Le volume de recherche est ici relativement modéré, mais la difficulté est beaucoup plus faible, car les résultats de recherche ne sont plus dominés par des monopoles. On y trouve plutôt des sites de niche, des articles, des blogs personnels et des forums.
Oui, les sites web positionnés en tête auront des backlinks, mais leur ampleur sera moins importante et vous pourrez reproduire ce type de stratégie de netlinking.
Il s’agit d’un excellent niveau de difficulté pour un site web en développement.
Si vous créez un contenu de qualité, approfondi et expert, vous pouvez atteindre les premières positions dans un délai relativement court, de 3 à 6 mois.

Niveau facile : 0–20
Il s’agit des opportunités les plus faciles à saisir.
Par exemple : « pourquoi la pédale de ma voiture grince » ou « meilleurs cafés dans un quartier précis d’une ville », etc.
Ce sont des mots-clés à faible volume. Leur volume de recherche sera faible — environ 10 à 20 recherches par mois. Leur difficulté sera donc également très faible, car les moteurs de recherche disposent souvent de peu de contenu à afficher.
Personne ne crée spécifiquement des pages ciblant ces mots-clés.
Vous pouvez donc cibler ce type de requêtes. Très souvent, les premiers résultats sont uniquement composés de sites tels que Quora, de plateformes de discussion ou de forums où quelqu’un parle simplement du sujet.
Je pense également qu’il est essentiel de se rappeler que la difficulté des mots-clés varie considérablement selon la zone géographique.
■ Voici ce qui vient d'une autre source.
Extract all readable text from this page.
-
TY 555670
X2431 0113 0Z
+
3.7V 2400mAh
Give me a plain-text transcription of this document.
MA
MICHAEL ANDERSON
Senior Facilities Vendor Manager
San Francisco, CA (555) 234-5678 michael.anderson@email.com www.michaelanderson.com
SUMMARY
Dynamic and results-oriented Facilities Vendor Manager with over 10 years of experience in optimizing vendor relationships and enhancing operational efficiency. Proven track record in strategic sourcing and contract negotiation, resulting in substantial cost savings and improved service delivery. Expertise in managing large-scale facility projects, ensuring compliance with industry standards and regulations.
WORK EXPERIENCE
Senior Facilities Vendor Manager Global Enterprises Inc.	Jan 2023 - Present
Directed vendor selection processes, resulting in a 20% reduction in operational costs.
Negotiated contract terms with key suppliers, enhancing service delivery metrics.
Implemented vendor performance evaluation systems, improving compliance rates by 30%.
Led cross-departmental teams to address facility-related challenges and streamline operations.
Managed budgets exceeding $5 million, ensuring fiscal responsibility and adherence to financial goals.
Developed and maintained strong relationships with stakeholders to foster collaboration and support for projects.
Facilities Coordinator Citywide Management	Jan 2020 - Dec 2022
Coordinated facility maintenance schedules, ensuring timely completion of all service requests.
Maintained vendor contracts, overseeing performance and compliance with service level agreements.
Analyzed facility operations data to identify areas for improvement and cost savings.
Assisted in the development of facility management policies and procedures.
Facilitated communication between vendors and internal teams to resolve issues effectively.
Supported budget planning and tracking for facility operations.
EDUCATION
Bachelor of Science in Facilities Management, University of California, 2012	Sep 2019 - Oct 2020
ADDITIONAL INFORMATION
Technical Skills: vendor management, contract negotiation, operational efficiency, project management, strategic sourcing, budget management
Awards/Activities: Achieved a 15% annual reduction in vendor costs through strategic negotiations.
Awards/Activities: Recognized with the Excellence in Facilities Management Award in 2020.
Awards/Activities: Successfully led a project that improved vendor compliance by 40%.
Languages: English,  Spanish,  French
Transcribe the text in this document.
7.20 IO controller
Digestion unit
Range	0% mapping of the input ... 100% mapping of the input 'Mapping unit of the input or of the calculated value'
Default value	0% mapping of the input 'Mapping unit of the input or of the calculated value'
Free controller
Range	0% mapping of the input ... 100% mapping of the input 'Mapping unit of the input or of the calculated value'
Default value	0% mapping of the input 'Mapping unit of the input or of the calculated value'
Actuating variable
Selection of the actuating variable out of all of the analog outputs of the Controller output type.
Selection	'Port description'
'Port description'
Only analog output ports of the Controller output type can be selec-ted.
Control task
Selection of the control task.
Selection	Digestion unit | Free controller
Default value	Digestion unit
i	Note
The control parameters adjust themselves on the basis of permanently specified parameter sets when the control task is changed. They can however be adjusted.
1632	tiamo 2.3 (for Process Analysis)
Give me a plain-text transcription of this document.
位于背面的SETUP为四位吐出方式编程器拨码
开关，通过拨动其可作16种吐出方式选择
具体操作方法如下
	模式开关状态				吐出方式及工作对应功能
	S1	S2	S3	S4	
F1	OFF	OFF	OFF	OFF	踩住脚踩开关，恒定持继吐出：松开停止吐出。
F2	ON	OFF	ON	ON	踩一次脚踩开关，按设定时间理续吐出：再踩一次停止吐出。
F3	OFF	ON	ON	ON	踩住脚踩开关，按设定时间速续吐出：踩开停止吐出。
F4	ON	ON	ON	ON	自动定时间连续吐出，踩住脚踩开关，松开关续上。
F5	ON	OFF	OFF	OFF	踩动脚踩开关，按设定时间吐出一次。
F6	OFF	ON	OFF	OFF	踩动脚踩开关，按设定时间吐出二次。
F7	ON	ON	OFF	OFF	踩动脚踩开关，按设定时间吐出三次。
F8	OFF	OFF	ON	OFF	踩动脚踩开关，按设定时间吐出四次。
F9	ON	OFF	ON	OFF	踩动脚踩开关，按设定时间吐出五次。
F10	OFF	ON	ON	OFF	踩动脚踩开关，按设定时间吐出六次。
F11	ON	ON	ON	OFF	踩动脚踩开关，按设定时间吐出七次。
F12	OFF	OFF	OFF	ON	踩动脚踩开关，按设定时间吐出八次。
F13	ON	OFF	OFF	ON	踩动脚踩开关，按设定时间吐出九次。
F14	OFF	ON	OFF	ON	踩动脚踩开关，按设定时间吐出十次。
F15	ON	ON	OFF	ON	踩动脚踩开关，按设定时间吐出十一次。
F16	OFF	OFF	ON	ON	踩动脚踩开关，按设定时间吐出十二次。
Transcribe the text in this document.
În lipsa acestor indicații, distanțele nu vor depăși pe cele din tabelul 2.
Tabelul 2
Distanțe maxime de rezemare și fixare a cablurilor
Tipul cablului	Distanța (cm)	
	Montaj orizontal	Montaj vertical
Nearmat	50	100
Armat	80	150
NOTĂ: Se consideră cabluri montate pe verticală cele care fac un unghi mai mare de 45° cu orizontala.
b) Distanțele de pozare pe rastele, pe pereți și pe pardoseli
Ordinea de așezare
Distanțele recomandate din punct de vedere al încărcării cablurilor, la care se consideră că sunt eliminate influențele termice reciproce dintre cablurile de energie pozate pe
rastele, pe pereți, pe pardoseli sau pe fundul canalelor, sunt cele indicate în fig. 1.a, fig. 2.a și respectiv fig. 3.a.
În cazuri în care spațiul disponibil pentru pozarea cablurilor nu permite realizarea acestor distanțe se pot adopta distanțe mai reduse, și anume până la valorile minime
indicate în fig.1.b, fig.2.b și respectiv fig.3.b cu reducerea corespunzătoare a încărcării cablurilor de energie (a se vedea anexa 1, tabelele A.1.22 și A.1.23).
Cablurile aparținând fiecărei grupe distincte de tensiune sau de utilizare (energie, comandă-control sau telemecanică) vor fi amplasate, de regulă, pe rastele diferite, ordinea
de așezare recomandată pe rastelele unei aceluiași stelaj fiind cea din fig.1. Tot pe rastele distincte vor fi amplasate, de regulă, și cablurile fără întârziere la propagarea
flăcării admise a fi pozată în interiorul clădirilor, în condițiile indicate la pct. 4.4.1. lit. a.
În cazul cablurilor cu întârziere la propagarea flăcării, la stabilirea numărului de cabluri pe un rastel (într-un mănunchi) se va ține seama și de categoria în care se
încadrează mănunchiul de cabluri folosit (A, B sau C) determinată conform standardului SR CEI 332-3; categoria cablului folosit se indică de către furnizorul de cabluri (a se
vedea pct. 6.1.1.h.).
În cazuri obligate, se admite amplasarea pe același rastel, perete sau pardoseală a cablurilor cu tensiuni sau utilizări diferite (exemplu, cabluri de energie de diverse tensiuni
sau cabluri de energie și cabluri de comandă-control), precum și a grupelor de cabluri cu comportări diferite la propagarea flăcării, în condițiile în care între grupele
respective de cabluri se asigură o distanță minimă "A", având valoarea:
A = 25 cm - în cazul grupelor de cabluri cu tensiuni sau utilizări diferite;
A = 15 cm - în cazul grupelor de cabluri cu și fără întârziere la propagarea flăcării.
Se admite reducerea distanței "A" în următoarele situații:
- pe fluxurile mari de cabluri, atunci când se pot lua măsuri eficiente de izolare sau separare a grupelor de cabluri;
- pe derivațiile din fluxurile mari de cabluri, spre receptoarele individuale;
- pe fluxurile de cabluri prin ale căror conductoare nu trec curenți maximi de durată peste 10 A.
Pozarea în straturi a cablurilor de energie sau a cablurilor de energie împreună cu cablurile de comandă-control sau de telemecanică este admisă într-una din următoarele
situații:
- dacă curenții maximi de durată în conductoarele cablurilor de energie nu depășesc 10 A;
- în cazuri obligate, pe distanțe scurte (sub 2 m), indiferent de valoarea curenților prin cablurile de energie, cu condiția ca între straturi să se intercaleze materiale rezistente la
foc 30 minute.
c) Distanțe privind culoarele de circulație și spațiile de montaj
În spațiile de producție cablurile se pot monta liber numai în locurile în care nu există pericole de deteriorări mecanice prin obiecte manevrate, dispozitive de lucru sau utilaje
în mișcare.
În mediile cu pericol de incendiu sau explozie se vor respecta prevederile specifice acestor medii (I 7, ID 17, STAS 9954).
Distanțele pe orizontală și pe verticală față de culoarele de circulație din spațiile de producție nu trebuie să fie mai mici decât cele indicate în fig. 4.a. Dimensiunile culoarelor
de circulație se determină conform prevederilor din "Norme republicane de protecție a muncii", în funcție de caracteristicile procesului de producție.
Une requête qui obtient une note « extrêmement difficile » (80+) dans les résultats de recherche aux États-Unis, où vous êtes en concurrence avec des géants comme Forbes ou NerdWallet, peut présenter une difficulté moyenne ou faible tout à fait abordable sur des marchés plus petits où les domaines jouissant d’une autorité mondiale ne dominent pas autant les dix premiers résultats.
Conclusion
En conclusion, le volume de recherche reste l’une des métriques SEO les plus importantes. Il nous aide à comprendre le niveau de demande pour un sujet, à estimer la taille d’une audience potentielle et à déterminer quelles directions peuvent apporter le plus de trafic à votre site web.
L’une des erreurs les plus fréquentes consiste donc à considérer le volume de recherche comme une prévision toute faite de votre réussite future.
Il est important de comprendre que toutes les métriques de volume de recherche sont des estimations et non des données exactes fournies par Google.
L’objectif du volume de recherche est de vous aider à comprendre la popularité relative d’une requête et à prendre des décisions fondées sur les données lorsque vous choisissez les sujets à cibler.
En termes simples, le volume de recherche n’est pas une boussole, mais une feuille de route qui vous permet de vous orienter dans le monde de la création de contenu. Il indique la direction à suivre, mais ne garantit pas que vous atteindrez votre destination.
Évaluez donc les données sur les mots-clés de manière objective et prenez en compte l’ensemble du contexte. Considérez non seulement le volume de recherche, mais également la concurrence, l’intention de l’utilisateur, la saisonnalité et le potentiel commercial de ces mots-clés.
Cette approche vous permettra de créer du contenu qui non seulement se positionne correctement dans les moteurs de recherche, mais qui attire également des utilisateurs, des clients et du chiffre d’affaires.